My Sister's Place
- Formation: March 1986; 40 years ago
- Founder: Harriet Faye Moon
- Type: National NGO
- Purpose: supports women affected by prostitution in military camp towns
- Locations: Uijeongbu, South Korea,; Dongducheon, South Korea,; ;
- Region served: South Korea
- Website: durebang.org

= My Sister's Place =

South Korean organization

My Sister's Place (RR: Durebang; MR: Turebang; Hangul: 두레방) is an advocacy and counseling group founded in March 1986 in Uijeongbu, South Korea. The group is a non-profit government organization that supports women involved and affected by prostitution in military camp towns. It focuses on improving the lives of women who have entered the sex industry in and around U.S. military base camp towns in Korea. Durebang work with women from diverse backgrounds—Korean-born, Russian, and Filipina women—challenging the militarism and exploitation in the camp town sex industry. The group provides online counseling, community outreach, English classes, Hangul classes, and legal rights classes to women.

Since 1955, U.S. troops have maintained a permanent presence in South Korea. The Korean government has long been accused of encouraging Korean women to have sex with military officials for the economic and political gain of the country as a whole. These military camp towns have been created and maintained by both the U.S. and Korean governments as a mutually beneficial enterprise for the state and notorious as a place where Korean and other foreign women give sexual services to American G.I.’s.

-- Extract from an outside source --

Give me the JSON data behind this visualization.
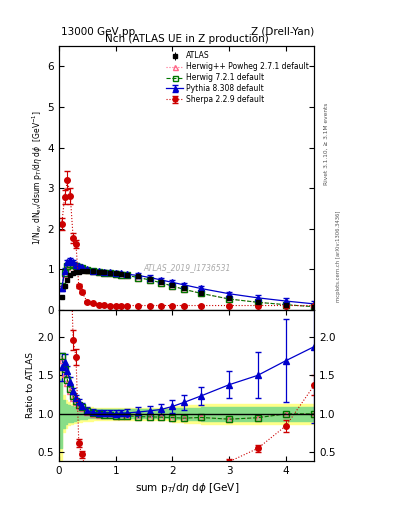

It was founded by Harriet Faye Moon, an American-born wife of Korean pastor Moon Dong-hwan, who is the brother of Reverend Moon Ik-hwan. Durebang's main office is in Uijeongbu near Camp Stanley. A branch office was built in Dongducheon, where Camp Nimble (closed in 2006), Camp Castle (closed in 2015), Camp Casey, and Camp Hovey are located. Durebang plans to relocate to Pyeongtaek, near Camp Humphreys, the largest U.S. overseas military base.

==Services==
===Classes===
The organization offers several classes available to women to help develop their skills and resiliency. Every week, the center offers music classes using K-pop songs to teach Korean. In this class, they learn about music composition, production and unpacking the meaning of popular song lyrics. On a near daily basis, My Sister's Place offers classes to immigrant women to learn the Korean alphabet, Hangul, in an effort to achieve literacy and increase women's agency. Immigrant women who work in the camp-town sex industries often have little Korean language acquisition and low literacy skills. In providing this free service to women, the program hopes to empower women and provide a valuable economic and social resource. Additionally, a short-term English class is offered to learners who wish to acquire or improve their English language skills. English classes serve as an opportunity to study and practice communication skills, speaking, and pronunciation in a safe space.

===Workshops===
A living labor law workshop is also offered to help women gain understanding about complex laws—how can they apply them for their specific needs. The class provides an educational base in which women can learn some of the most important laws related to their condition and how they apply to them.

===Outreach===
My Sister's Place focuses its efforts on providing daily survival skills for women working in camp town areas. Their mission is to help women live genuine and autonomous lives through their newly acquired skillsets and education. In addition to the services described above, the organization develops programs that focus on cooking, child care services, basic knowledge about health and much more. One of the most valuable services they offer is the on-site and online counseling. This is offered several times in a month for in-person support. Moreover, My Sister's Place serves as a temporary shelter for domestic and transnational camp town women. The immediate support that the shelter provides enable women to find temporary safety until they can acquire their own permanent residence or fulfill their plan of action. Additionally, as a form of alternate employment for former military prostitutes, a bakery was opened where the women were employed. The bakery worked in partnership with a group of local college student activists who volunteers to deliver and sell the bread on campus. This allows the bakery to sustain itself and flourish. As a result, the bakery program has partially funded other program classes and services like daycare for the women's children.

==Political activism==
My Sister's Place and related NGOs have become visible participants in kijich’on prostitution and kijich’on movement organizations. These organizations have worked to bring public consciousness about their advocacy and fight for policy change through the form of press, policy papers, and reports. One of their efforts was in denouncing the murder of Yoon Kum-Yi, and bringing public attention to the incident by organizing a large demonstration of 3,000 people. Yoon Kum-Yi who was a sex worker was brutally murdered and mutilated in October 1992 at Camp Casey in South Korea. She was murdered by a U.S. G.I. named Kenneth Markle, who subsequently became the first American soldier tried in a Korean criminal court for murder. The result of his trial was a life sentence which was later reduced to 15 years in federal prison.